Discussing your Research

Some of the most important, albeit daunting, work of a presentation happens in the Discussion Period. Whether you are casually sharing ideas in class, or giving a formal presentation, you will likely be continuing the discussion – often by fielding questions and comments – after you are done speaking. This can be a dreaded moment for many of us (“What if no one has questions?” “What if they have questions and I can’t answer them?”), but there’s a reason why the question period is such a persistent part of scholarly speaking. 

Indeed, while the Q & A segment typically comes when our speaking turn feels “over” – it is actually at the very heart of why we are up there speaking. If you have read the popular writing textbook called They Say, I Say, you may know that academic work, even when it is in writing, is described as a “social, conversational act,” and you will find references to the “scholarly conversation” throughout this site. The work of the university, then – sharing research, developing it in the context of other research – is really happening when we speak to other scholars in live settings.   

Based on what you’ve read here, describe the purpose of the discussion period in your own words. Consider the purpose for the audience and for the speaker. How might remembering the purpose help you the next time you are asked questions in a scholarly setting?

Consider these points to help you prepare for a discussion period:    

  • Try not to think of the discussion as a test or firing squad. Instead, think of it as an opportunity to tell your audience more about what you know – and to learn more from them, too.  
  • It is OK to pause and think about a question before you answer it. Taking time to gather your thoughts and prepare a considered answer is in the spirit of academic work. 
  • If you don’t know an answer, be ready to simply say, “I don’t know that.” Write down the question so you can follow up on it later, either with the person who asked, or just for yourself. If you can’t answer a question directly, you might suggest something it makes you think of that might push the conversation forward.  
  • Remember that you are only responsible to speak about what you know and what you have been discussing. If someone’s question or comment feels unfamiliar to you, you can say, for example, “my research was about dogs, so I can’t speak to that behaviour in cats. In the case of dogs, I’ve found…” 

Tip: Make sure you have a way to take notes in a question period. You can jot down your ideas as someone is asking their question, or you can record things you are learning during the discussion that you might want to follow up on.

Next time you’re in class or attending a presentation, practice being a good audience member!
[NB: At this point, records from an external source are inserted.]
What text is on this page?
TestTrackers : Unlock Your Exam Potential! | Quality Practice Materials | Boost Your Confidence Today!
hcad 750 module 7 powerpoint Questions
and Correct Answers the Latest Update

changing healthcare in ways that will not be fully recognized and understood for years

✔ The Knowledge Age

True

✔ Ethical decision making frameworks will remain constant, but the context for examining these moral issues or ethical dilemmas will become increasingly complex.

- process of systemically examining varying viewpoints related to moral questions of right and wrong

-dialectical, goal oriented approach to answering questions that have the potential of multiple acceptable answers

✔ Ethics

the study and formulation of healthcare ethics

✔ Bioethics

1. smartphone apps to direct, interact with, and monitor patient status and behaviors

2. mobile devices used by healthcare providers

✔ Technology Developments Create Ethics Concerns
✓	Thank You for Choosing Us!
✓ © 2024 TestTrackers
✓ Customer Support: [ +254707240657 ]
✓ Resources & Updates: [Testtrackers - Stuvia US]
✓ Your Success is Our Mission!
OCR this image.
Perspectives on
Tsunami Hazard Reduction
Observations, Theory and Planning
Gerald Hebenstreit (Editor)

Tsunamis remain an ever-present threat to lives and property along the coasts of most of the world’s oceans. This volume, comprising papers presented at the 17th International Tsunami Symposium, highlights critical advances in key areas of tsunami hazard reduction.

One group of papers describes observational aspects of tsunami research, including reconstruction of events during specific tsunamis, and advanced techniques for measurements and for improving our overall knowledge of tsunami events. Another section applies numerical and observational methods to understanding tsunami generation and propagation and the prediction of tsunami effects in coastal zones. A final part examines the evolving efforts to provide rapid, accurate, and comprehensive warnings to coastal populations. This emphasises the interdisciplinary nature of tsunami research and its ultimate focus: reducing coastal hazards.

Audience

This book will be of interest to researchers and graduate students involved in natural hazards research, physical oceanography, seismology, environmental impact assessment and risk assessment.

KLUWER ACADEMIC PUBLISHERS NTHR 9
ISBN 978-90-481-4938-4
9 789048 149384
What does that look like to you? What kind of audience do you appreciate when you are presenting? Someone who listens without distractions? Someone who asks questions out of curiosity and care? Try asking a question to the presenter and noting how they answer. 

Below you will find some examples of discussion periods that followed student presentations. As you’re watching, look for the kinds of questions the audience asks as well as how the presenters answer. 

The discussion period is an opportunity for an audience member to ask the speaker for clarification on something they missed, didn’t fully understand, or want to discuss further. As the speaker, this can be a good chance to review or extend ideas that are important to you.  

It is common for an audience member to ask a speaker to give a perspective on a topic that is related to, but not entirely covered by, what the speaker just discussed. Sometimes an audience member might ask you to relate your topic to something they are interested in, something raised elsewhere in the class or panel, or something that is topical or timely.  

As noted above, discussion periods are not “tests” but are, ideally, opportunities for conversation. You might find that an audience member, or fellow presenter, wants to keep the conversation going by asking you to think with them, or other speakers, on a related topic.